On the structure of "search for weapons and bands of pro-Hussein fighters still holding out"

Solution 1:

To hold out here means ‘to maintain resistance, remain unsubdued; to continue, endure, persist, last.’ Holding out is the non-finite -ing form of the verb. A paraphrase would be ‘pro-Hussein fighters who continue to offer resistance.’

Solution 2:

The boldfaced part is a noun phrase with a reduced relative clause. It's another case of Whiz-deletion. The original was something like

  • ... bands of pro-Hussein fighters who/which/that are still holding out.

where Whiz-deletion, as is its wont, deleted the boldfaced part -- the Wh-word subject of the relative clause, and the auxiliary be of the progressive construction that follows it. This is very normal behavior for English.

So, in order, the questions:

  1. Holding out is not a gerund; rather, it's what's left of the progressive construction after are got deleted, namely the present active participle (the -ing form) of the intransitive phrasal verb hold out.
  2. The subject of (are) holding out is who/which/that, which got deleted.
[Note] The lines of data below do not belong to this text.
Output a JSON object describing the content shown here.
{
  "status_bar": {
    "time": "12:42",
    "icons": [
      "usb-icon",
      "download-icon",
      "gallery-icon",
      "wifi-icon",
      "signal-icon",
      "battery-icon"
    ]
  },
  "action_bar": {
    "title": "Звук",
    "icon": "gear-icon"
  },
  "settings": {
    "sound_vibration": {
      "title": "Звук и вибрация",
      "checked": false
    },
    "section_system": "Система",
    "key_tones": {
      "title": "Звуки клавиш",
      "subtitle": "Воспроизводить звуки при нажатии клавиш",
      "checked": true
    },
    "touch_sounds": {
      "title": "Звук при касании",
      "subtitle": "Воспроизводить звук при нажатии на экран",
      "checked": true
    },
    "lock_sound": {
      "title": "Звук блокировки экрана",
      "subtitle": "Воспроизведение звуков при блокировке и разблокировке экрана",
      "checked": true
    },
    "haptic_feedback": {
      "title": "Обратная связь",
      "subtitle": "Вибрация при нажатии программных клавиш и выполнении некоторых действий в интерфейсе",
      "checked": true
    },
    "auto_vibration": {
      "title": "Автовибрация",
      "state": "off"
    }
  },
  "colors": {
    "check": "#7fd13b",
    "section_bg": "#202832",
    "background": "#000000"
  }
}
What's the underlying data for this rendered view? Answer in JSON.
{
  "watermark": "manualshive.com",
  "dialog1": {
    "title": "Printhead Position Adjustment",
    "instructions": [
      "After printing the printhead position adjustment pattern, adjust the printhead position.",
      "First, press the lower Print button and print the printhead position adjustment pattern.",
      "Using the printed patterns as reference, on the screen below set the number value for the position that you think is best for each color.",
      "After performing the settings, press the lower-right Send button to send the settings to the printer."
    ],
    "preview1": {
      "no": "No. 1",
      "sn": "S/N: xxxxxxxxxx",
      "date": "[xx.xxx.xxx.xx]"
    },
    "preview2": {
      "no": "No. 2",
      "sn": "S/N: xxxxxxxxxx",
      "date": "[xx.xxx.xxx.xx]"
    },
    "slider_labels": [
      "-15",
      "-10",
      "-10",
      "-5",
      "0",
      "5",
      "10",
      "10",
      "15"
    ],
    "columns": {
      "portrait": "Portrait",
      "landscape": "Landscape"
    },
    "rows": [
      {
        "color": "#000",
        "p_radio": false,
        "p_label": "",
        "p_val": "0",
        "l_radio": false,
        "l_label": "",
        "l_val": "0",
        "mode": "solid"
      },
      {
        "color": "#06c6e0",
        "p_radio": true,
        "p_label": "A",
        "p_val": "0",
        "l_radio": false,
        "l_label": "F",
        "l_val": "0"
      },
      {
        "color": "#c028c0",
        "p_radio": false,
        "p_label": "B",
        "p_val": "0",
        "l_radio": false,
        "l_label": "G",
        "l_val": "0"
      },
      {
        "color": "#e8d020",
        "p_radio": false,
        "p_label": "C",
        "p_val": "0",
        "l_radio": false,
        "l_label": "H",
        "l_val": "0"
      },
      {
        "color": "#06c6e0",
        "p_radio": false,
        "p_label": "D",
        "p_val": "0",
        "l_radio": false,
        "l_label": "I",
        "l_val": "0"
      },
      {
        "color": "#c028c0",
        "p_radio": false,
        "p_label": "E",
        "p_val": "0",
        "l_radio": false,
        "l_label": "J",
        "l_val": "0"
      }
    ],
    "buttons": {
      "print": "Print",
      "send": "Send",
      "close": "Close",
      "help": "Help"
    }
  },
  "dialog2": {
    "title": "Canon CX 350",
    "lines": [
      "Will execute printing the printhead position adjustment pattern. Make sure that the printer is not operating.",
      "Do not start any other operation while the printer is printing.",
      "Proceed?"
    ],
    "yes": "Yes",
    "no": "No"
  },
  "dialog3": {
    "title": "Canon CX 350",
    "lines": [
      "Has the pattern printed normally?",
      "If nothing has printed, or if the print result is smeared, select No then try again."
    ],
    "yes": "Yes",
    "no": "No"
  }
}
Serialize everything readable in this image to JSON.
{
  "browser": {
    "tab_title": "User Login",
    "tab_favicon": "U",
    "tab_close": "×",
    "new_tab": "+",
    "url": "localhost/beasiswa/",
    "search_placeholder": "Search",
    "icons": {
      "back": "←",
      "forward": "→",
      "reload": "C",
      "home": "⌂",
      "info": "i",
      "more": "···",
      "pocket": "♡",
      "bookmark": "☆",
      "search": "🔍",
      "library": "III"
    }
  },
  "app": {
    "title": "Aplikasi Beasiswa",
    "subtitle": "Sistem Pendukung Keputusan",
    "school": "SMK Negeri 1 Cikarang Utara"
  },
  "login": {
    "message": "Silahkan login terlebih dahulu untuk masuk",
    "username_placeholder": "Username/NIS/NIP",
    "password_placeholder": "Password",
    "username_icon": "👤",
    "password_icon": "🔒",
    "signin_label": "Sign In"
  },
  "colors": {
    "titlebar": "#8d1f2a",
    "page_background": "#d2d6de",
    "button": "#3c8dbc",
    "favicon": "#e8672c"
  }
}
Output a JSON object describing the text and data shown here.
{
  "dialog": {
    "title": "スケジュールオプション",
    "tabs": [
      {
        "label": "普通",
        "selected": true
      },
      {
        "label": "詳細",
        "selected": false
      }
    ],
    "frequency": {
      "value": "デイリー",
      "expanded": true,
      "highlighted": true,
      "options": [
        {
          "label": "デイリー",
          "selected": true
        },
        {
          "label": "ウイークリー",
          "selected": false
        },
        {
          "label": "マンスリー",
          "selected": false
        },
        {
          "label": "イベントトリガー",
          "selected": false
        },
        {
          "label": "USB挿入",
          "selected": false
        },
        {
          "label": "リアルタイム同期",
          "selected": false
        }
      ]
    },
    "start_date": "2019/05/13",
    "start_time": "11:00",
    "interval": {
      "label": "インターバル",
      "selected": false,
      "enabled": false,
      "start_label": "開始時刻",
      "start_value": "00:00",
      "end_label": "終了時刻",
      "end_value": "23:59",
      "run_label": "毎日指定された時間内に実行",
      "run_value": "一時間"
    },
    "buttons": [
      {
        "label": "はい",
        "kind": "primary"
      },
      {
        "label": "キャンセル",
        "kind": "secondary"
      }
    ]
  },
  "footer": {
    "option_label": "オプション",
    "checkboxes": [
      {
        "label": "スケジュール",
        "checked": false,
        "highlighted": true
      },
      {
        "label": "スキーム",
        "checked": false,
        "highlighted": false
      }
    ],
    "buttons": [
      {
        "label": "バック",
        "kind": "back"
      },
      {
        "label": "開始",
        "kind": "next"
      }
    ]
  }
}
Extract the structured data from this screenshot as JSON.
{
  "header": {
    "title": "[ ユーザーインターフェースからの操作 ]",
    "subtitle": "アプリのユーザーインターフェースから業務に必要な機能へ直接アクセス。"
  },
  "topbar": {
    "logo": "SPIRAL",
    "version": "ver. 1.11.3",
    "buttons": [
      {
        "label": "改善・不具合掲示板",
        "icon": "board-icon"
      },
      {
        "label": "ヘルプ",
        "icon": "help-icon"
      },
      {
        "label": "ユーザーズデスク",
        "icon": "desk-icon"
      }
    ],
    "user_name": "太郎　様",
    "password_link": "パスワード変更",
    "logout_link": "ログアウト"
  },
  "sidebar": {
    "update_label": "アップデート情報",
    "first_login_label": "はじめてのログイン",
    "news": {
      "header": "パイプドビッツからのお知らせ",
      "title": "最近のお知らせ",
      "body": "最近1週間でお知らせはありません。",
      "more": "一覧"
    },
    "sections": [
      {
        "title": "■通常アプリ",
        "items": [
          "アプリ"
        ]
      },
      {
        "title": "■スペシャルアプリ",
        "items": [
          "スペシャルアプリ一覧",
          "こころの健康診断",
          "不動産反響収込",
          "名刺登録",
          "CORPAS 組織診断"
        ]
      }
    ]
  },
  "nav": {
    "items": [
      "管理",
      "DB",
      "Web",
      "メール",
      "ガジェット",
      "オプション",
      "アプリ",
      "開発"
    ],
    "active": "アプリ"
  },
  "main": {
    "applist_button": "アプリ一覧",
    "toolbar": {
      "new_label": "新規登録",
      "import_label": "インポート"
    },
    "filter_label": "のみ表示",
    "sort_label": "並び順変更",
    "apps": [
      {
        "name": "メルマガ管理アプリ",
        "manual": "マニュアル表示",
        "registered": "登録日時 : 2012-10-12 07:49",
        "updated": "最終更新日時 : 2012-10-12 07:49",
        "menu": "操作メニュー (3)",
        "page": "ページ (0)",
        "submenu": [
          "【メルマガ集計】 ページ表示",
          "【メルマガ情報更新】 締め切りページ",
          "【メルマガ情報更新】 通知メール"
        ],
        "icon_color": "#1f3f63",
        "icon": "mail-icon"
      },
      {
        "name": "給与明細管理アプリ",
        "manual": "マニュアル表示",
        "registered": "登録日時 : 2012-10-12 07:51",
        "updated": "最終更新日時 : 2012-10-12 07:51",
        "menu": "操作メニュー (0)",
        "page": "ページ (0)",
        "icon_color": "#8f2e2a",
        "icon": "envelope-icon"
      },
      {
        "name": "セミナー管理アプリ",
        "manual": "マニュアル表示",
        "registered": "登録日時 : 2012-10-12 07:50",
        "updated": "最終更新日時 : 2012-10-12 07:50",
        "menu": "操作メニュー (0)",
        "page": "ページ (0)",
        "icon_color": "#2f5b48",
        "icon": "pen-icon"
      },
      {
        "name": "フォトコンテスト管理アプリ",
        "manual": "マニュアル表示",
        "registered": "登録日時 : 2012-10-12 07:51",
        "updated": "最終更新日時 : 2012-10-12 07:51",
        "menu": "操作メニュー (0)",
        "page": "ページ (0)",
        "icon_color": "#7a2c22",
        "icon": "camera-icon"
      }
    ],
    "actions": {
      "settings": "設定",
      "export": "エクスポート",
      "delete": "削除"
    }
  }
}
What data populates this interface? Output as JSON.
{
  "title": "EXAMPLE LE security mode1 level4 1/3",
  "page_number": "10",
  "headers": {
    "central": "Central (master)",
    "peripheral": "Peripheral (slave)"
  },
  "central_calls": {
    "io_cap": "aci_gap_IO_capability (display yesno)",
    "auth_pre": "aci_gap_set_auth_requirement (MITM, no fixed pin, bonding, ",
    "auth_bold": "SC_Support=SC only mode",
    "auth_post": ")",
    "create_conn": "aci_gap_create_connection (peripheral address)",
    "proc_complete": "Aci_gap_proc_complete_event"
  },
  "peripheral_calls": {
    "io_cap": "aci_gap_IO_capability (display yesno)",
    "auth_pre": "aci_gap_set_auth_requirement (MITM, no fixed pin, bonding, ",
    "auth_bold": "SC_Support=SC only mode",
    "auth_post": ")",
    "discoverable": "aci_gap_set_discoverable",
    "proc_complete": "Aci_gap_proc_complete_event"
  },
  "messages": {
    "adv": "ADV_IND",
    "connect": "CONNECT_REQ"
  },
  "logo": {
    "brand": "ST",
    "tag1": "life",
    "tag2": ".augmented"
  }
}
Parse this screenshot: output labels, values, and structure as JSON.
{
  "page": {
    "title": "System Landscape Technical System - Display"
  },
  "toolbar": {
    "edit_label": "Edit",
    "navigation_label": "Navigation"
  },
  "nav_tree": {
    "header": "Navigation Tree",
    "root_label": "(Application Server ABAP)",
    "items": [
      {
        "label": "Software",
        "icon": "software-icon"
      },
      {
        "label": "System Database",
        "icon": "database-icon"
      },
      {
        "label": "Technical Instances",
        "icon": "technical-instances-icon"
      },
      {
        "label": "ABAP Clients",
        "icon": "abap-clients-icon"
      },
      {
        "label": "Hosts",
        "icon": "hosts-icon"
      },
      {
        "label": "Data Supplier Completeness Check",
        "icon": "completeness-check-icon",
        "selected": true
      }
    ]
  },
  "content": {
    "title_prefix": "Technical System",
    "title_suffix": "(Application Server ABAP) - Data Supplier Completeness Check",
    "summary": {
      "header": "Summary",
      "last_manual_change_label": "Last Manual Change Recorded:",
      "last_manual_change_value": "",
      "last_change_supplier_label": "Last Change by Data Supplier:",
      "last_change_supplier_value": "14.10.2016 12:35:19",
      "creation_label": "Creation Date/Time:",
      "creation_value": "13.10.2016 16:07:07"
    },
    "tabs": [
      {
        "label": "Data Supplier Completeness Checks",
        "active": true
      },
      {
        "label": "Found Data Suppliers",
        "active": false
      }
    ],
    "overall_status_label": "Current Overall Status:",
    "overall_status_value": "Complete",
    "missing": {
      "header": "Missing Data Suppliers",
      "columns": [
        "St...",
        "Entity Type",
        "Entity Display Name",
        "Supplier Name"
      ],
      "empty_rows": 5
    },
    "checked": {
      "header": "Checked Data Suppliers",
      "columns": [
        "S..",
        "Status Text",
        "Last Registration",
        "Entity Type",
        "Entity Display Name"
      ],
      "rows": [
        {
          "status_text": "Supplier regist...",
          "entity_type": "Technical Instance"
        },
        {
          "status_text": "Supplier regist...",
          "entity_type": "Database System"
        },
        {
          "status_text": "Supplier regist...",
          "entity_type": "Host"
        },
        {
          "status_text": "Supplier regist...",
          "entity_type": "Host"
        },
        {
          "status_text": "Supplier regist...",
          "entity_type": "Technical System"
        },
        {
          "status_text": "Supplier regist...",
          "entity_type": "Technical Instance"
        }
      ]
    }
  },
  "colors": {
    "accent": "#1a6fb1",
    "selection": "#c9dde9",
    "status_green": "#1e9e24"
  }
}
This relative pronoun, however, is coreferential to its antecedent, pro-Hussein fighters, so it means the same. But the (deleted) relative pronoun is the real subject of the relative clause.
  3. This sentence is not different from a full, untransformed relative clause. It's just that English often deletes predictable syntactic markers to make things shorter; they mean the same and they work the same. Generally the full clauses are considered somewhat more formal, but not always.